Aqui vai um resumo da repercussão do espetáculo:

- Em primeiro lugar segue o link do fotógrafo Gilson Camargo com seu 'storyboard' do espetáculo com trechos do texto. Assim como já havia feito em Travesties, Gilson é um parceirão que sempre nos acompanha em Curitiba.
- Jefferson Pancieri fotografou o espetáculo aqui em SP nas duas apresentações especiais que fizemos, como extensão do Festival de Curitiba, no Auditório Ibirapuera. Suas fotos estão no meu Flickr.
 Macksen Luiz:  "... acrescido de muita ironia e auto-deboche. Os métodos de encenação e os meios de produção do teatro, triturados por Caetanto Villela, jogam em cena Fausto, Mephisto, Meister, Hamlet, numa salada luminosa que explode, a partir de zonas sombrias. Villela parece se divertir, provocando a plateia com o que poderá intrigá-la até a irritação. Por meios transversos atinge a acomodação de quem assiste e de quem faz teatro, e detona o melhor que o Festival de Curitiba mostrou este ano." 

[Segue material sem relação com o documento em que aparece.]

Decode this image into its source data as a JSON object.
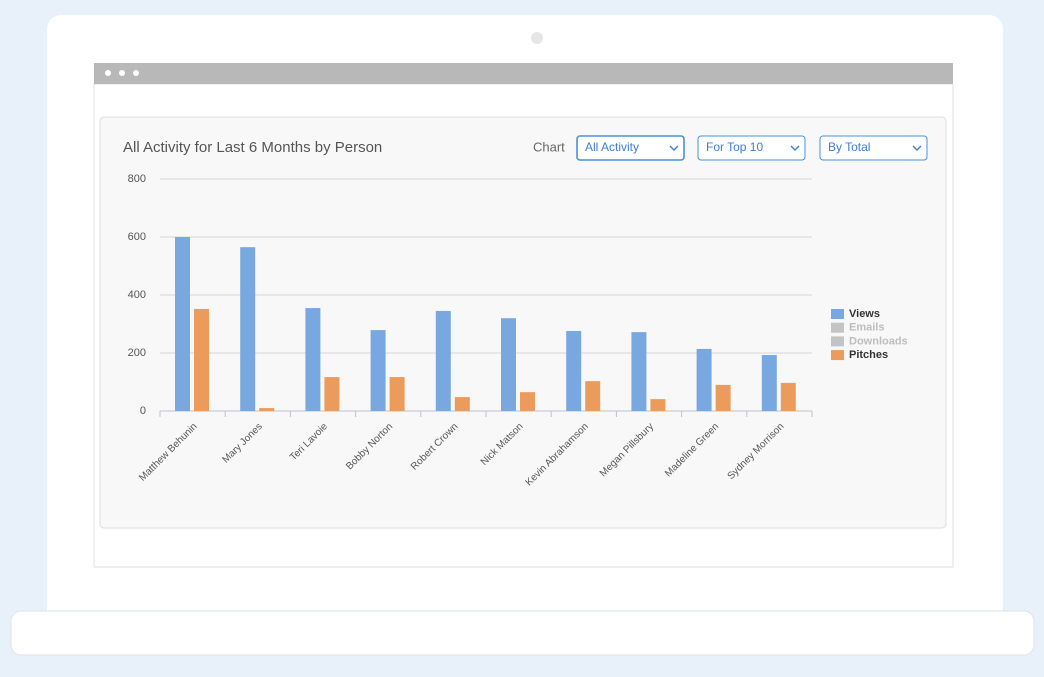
{
  "controls": {
    "chart_label": "Chart",
    "dropdowns": [
      "All Activity",
      "For Top 10",
      "By Total"
    ]
  },
  "chart_data": {
    "type": "bar",
    "title": "All Activity for Last 6 Months by Person",
    "categories": [
      "Matthew Behunin",
      "Mary Jones",
      "Teri Lavoie",
      "Bobby Norton",
      "Robert Crown",
      "Nick Matson",
      "Kevin Abrahamson",
      "Megan Pillsbury",
      "Madeline Green",
      "Sydney Morrison"
    ],
    "series": [
      {
        "name": "Views",
        "color": "#79a8e1",
        "values": [
          600,
          565,
          355,
          279,
          345,
          320,
          276,
          272,
          214,
          193
        ]
      },
      {
        "name": "Emails",
        "color": "#c4c4c4",
        "hidden": true,
        "values": [
          null,
          null,
          null,
          null,
          null,
          null,
          null,
          null,
          null,
          null
        ]
      },
      {
        "name": "Downloads",
        "color": "#c4c4c4",
        "hidden": true,
        "values": [
          null,
          null,
          null,
          null,
          null,
          null,
          null,
          null,
          null,
          null
        ]
      },
      {
        "name": "Pitches",
        "color": "#eb9b5c",
        "values": [
          352,
          10,
          117,
          117,
          48,
          65,
          103,
          41,
          90,
          97
        ]
      }
    ],
    "ylim": [
      0,
      800
    ],
    "yticks": [
      0,
      200,
      400,
      600,
      800
    ],
    "grid": true,
    "legend": "right"
  }
}
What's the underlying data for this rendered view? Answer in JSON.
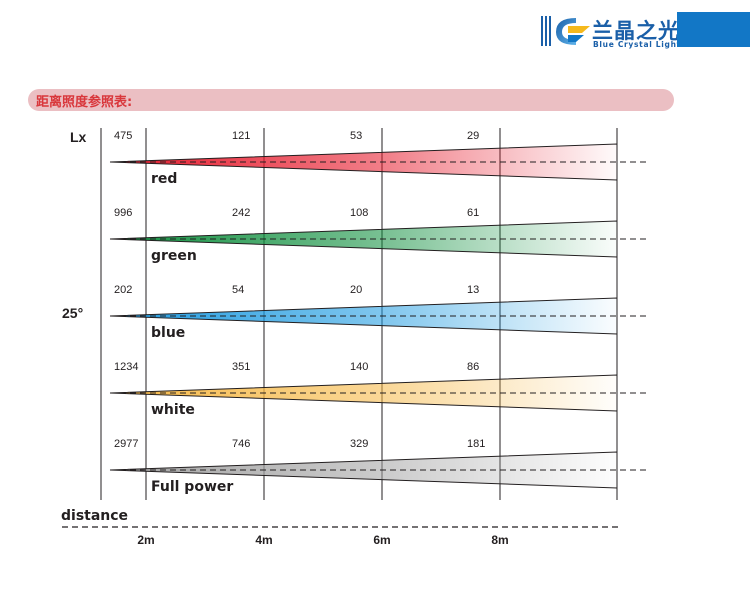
{
  "brand": {
    "name": "兰晶之光",
    "tagline": "Blue Crystal Light",
    "accent": "#1277c6"
  },
  "title": "距离照度参照表:",
  "chart_data": {
    "type": "beam-illuminance",
    "y_label": "Lx",
    "x_label": "distance",
    "beam_angle": "25°",
    "distances": [
      "2m",
      "4m",
      "6m",
      "8m"
    ],
    "series": [
      {
        "name": "red",
        "color": "#e6192b",
        "values": [
          "475",
          "121",
          "53",
          "29"
        ]
      },
      {
        "name": "green",
        "color": "#0f8f3e",
        "values": [
          "996",
          "242",
          "108",
          "61"
        ]
      },
      {
        "name": "blue",
        "color": "#1d9ae0",
        "values": [
          "202",
          "54",
          "20",
          "13"
        ]
      },
      {
        "name": "white",
        "color": "#f6b845",
        "values": [
          "1234",
          "351",
          "140",
          "86"
        ]
      },
      {
        "name": "Full power",
        "color": "#a3a3a3",
        "values": [
          "2977",
          "746",
          "329",
          "181"
        ]
      }
    ]
  }
}
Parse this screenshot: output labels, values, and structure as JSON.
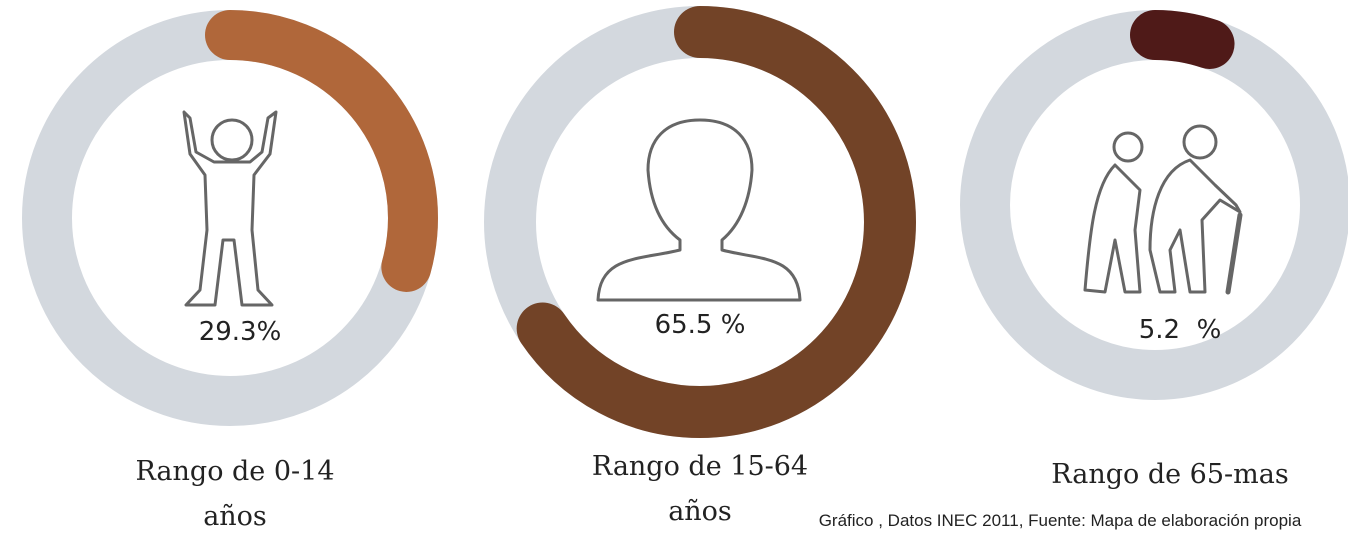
{
  "chart_data": [
    {
      "type": "donut",
      "value": 29.3,
      "value_label": "29.3%",
      "label": [
        "Rango de 0-14",
        "años"
      ],
      "color": "#b0673a",
      "track_color": "#d3d8de"
    },
    {
      "type": "donut",
      "value": 65.5,
      "value_label": "65.5 %",
      "label": [
        "Rango de 15-64",
        "años"
      ],
      "color": "#724327",
      "track_color": "#d3d8de"
    },
    {
      "type": "donut",
      "value": 5.2,
      "value_label": "5.2  %",
      "label": [
        "Rango de 65-mas"
      ],
      "color": "#4f1a18",
      "track_color": "#d3d8de"
    }
  ],
  "note": "Gráfico , Datos INEC 2011, Fuente: Mapa de elaboración propia"
}
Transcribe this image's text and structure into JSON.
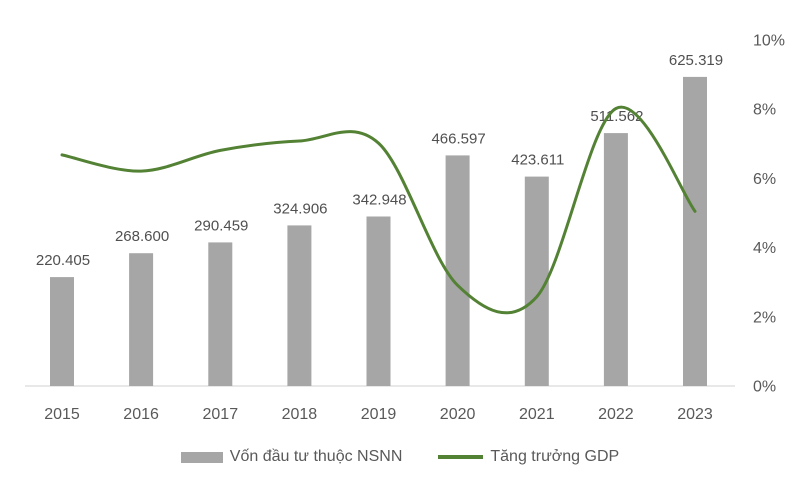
{
  "chart_data": {
    "type": "combo",
    "title": "",
    "categories": [
      "2015",
      "2016",
      "2017",
      "2018",
      "2019",
      "2020",
      "2021",
      "2022",
      "2023"
    ],
    "series": [
      {
        "name": "Vốn đầu tư thuộc NSNN",
        "chart_type": "bar",
        "axis": "left",
        "values": [
          220.405,
          268.6,
          290.459,
          324.906,
          342.948,
          466.597,
          423.611,
          511.562,
          625.319
        ],
        "data_labels": [
          "220.405",
          "268.600",
          "290.459",
          "324.906",
          "342.948",
          "466.597",
          "423.611",
          "511.562",
          "625.319"
        ],
        "color": "#a6a6a6"
      },
      {
        "name": "Tăng trưởng GDP",
        "chart_type": "line",
        "axis": "right",
        "values": [
          6.68,
          6.21,
          6.81,
          7.08,
          7.02,
          2.91,
          2.58,
          8.02,
          5.05
        ],
        "unit": "%",
        "color": "#548235",
        "smooth": true
      }
    ],
    "left_axis": {
      "min": 0,
      "max": 700,
      "visible": false
    },
    "right_axis": {
      "min": 0,
      "max": 10,
      "tick_labels": [
        "0%",
        "2%",
        "4%",
        "6%",
        "8%",
        "10%"
      ],
      "position": "right"
    },
    "grid": false,
    "legend_position": "bottom",
    "background_color": "#ffffff",
    "text_color": "#595959",
    "axis_line_color": "#d9d9d9"
  }
}
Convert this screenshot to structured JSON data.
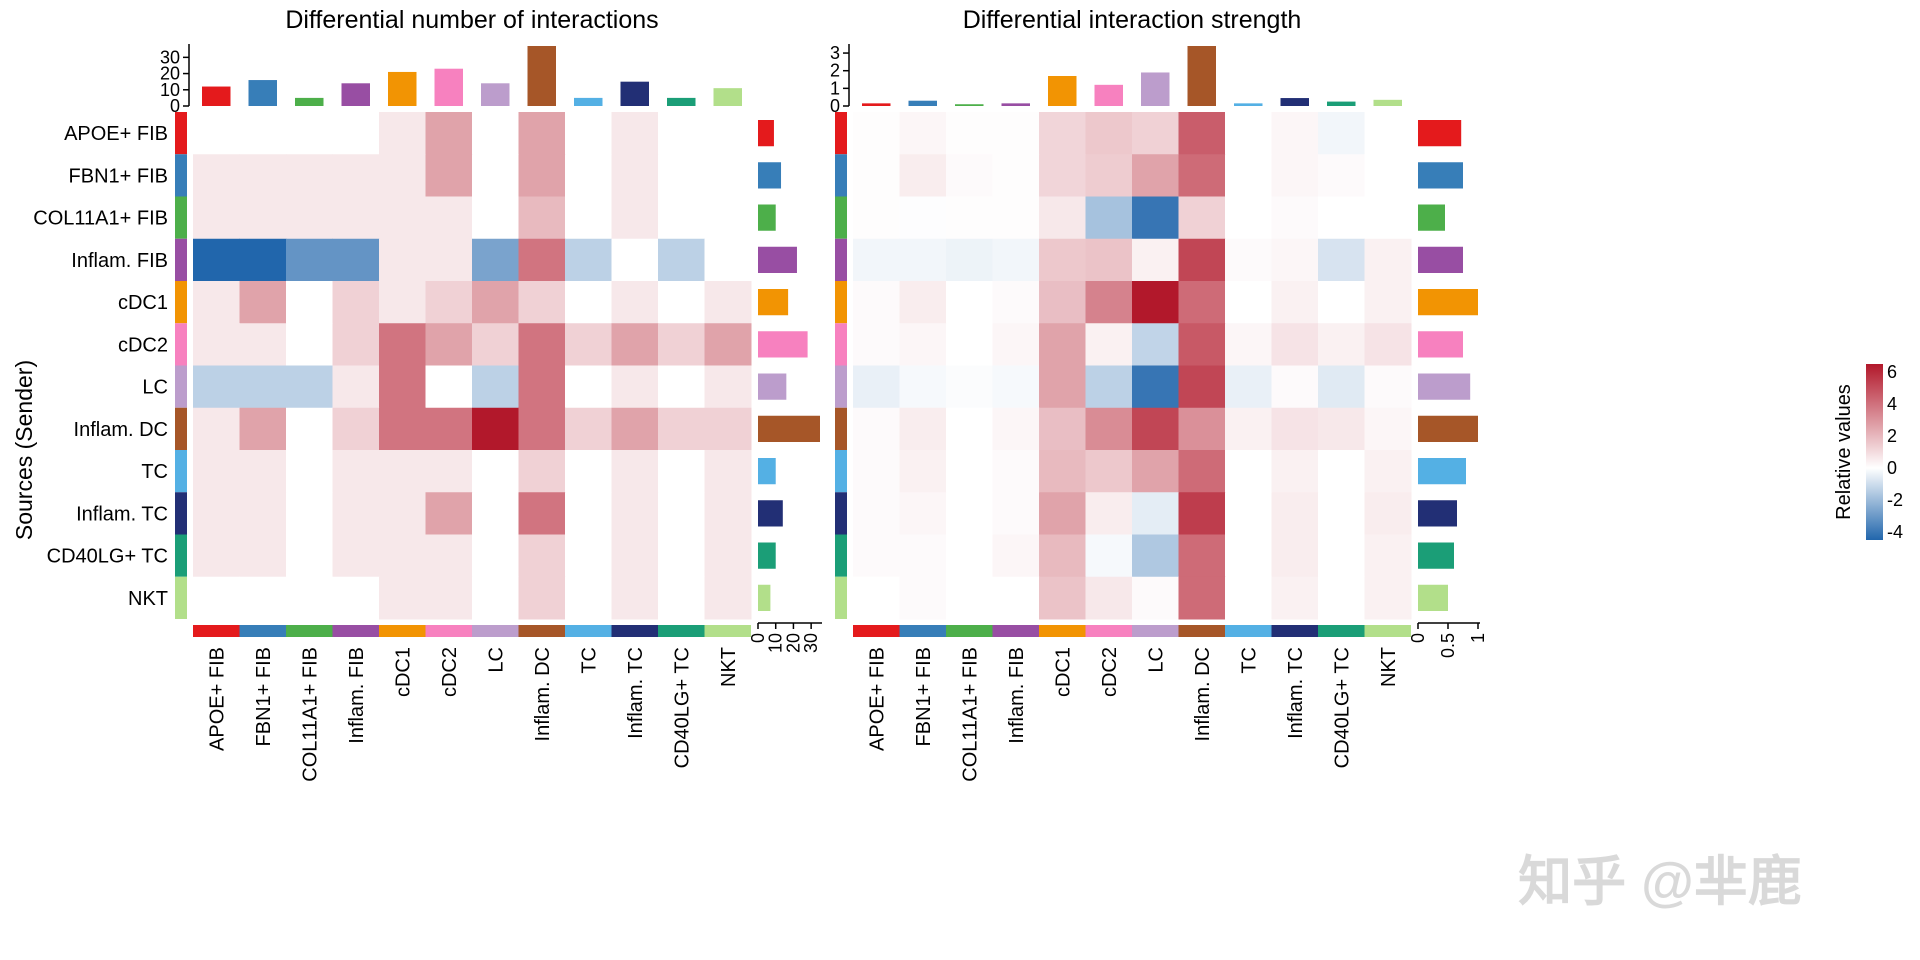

- Gazeta do Povo/Curitiba: "(...)embora Licht+Licht traga elementos que foram marcantes em Travesties – a grandiloquência algo operística, o cenário e iluminação impecáveis, Germano Mello, o protagonista de ambas, e livros, muitos livros – a nova peça não se assemelha à primeira no aspecto que mais a caracterizava, o da narrativa (...) é pela luz que ele conduz Licht+Licht, que ganha contornos operísticos pelas marcações estabelecidas em cena e pelos trechos de óperas que permeiam a estrutura da peça."
- Valor Econômico/SP: "(...) O texto não desponta como o único canal de acesso do espectador ao que se desenrola diante de seus olhos. A luz é quesito à parte nos trabalhos de Thomas e Vilela. Está na base de "Licht+Licht" (título que remete às últimas palavras de Goethe antes de morrer: "Luz, mais luz"). "Para mim, a luz não entra para iluminar, e sim para esclarecer. É conhecimento", diz Vilela"
- Tempo_Continuo/RJ: "(...) Na realidade, o texto atua como mais um elemento cênico, e pode-se até dizer que ele trocou de lugar com a iluminação. Neste sentido, arriscamos um neologismo, dizendo que se trata de um espetáculo – não textocêntrico – mas luminocêntrico."
- Guia da Folha/SP: "É uma peça que chama a atenção logo no começo. A música tensa, o texto forte e o cenário que surge aos poucos aos olhos do público já deixam claro que "Licht+Licht" não passa batido."
- O Globo/RJ: "(...) Criado em 1992, o evento encerra hoje sua 21 edição com uma programação que ofereceu boas surpresas, como "Licht + licht", de Caetano Vilela, da Cia. de Ópera Seca (SP)."
- O Globo/RJ - Entrevista Gerald Thomas e Caetano Vilela: "O encontro é o primeiro entre os dois núcleos da Cia. de Ópera Seca — o de São Paulo, hoje comandado por Vilela, e o de Londres, guiado por Gerald desde que foi viver lá, em 2009. Seguidor dos passos de Gerald desde “Electra com Creta” (1987), Vilela passou a ser diretor assistente e iluminador da companhia em 1997."